My friend Jal noticed this post on Brainpickings.org

The Daily Routines of Famous Writers

by Maria Popova

“A writer who waits for ideal conditions under which to work will die without putting a word on paper.”

Kurt Vonnegut’s recently published daily routine made we wonder how other beloved writers organized their days. So I pored through various old diaries and interviews — many from the fantastic Paris Review archives — and culled a handful of writing routines from some of my favorite authors. Enjoy.

Simone de Beauvoir:

I’m always in a hurry to get going, though in general I dislike starting the day. I first have tea and then, at about ten o’clock, I get under way and work until one. Then I see my friends and after that, at five o’clock, I go back to work and continue until nine. I have no difficulty in picking up the thread in the afternoon. When you leave, I’ll read the paper or perhaps go shopping. Most often it’s a pleasure to work.

There are several others. It closes with Kurt Vonnegut:

In an unmoored life like mine, sleep and hunger and work arrange themselves to suit themselves, without consulting me. I’m just as glad they haven’t consulted me about the tiresome details. What they have worked out is this: I awake at 5:30, work until 8:00, eat breakfast at home, work until 10:00, walk a few blocks into town, do errands, go to the nearby municipal swimming pool, which I have all to myself, and swim for half an hour, return home at 11:45, read the mail, eat lunch at noon. In the afternoon I do schoolwork, either teach of prepare. When I get home from school at about 5:30, I numb my twanging intellect with several belts of Scotch and water ($5.00/fifth at the State Liquor store, the only liquor store in town.
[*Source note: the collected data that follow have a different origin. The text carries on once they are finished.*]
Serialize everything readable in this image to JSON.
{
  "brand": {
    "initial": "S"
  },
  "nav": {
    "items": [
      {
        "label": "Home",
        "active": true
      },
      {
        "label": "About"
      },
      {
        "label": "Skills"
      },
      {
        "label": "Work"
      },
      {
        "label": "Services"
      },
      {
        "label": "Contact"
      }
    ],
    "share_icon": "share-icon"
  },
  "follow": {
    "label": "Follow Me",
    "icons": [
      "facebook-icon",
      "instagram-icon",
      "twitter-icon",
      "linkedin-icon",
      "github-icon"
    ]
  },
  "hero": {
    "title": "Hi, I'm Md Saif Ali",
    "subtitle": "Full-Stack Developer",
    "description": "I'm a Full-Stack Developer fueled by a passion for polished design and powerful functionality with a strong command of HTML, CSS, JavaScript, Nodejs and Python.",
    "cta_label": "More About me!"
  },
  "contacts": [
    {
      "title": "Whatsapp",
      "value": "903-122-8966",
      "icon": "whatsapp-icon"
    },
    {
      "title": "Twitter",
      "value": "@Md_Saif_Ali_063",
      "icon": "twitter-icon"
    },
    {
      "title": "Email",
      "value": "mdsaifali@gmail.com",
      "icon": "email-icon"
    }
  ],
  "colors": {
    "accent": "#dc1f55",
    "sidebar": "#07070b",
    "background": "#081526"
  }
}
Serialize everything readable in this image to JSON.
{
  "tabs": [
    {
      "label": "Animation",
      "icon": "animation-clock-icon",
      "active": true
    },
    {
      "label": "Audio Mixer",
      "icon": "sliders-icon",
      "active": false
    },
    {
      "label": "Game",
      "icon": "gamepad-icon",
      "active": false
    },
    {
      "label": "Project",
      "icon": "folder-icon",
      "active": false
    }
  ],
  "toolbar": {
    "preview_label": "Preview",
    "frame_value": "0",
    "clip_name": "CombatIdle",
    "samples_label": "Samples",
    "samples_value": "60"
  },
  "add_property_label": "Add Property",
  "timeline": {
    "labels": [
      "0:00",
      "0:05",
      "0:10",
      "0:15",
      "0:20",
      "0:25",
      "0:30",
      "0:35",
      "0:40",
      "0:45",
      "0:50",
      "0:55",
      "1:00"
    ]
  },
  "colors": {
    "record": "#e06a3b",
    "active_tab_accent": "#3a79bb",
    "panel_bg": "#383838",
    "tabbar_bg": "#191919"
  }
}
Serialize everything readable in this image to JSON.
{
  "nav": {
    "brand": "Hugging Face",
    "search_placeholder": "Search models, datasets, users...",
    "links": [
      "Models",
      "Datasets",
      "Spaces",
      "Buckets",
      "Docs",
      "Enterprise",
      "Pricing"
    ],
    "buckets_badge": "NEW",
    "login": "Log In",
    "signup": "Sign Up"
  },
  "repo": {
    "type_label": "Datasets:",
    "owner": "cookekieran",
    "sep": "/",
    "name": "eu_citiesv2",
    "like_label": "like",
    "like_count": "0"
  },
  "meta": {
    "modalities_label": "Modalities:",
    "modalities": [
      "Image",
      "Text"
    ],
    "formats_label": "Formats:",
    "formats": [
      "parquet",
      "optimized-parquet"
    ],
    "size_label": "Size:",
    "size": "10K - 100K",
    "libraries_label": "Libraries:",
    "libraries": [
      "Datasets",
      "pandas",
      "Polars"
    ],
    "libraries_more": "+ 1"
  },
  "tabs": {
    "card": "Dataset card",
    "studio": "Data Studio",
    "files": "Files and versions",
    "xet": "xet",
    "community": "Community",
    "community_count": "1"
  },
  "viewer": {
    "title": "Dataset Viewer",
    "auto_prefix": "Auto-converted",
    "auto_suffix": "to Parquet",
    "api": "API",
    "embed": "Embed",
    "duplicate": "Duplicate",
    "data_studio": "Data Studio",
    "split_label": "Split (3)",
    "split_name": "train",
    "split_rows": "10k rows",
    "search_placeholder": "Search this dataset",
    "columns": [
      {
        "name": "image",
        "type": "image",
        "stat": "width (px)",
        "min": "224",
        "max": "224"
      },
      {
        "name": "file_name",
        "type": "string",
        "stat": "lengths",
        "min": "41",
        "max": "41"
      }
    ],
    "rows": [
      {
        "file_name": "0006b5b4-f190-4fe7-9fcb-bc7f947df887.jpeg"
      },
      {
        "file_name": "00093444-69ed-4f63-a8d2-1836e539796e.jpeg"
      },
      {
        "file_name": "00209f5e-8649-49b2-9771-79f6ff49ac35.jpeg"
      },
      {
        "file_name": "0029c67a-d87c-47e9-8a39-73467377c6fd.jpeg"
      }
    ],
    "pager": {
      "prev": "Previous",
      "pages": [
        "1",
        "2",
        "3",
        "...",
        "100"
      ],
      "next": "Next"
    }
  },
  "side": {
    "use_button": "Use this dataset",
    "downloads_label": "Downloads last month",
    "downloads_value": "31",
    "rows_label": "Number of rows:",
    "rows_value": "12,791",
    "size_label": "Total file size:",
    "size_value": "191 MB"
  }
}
I'd love to see an article called "The Daily Routines of Great Teachers." As with writers, I admire immensely the teachers who are "pluggers." A key value is they don't wait for the optimal mood or situation. Instead they power through The Resistance...i.e., they lose 12 minutes of a prep period to a kid in the hallway, and then someone ate their yogurt so now they gotta run across the street to buy something to eat, and still they manage to use 19 available minutes to plan 1/3 of a lesson instead of just zoning out and surfing the web. I struggle with that sort of resilience and discipline.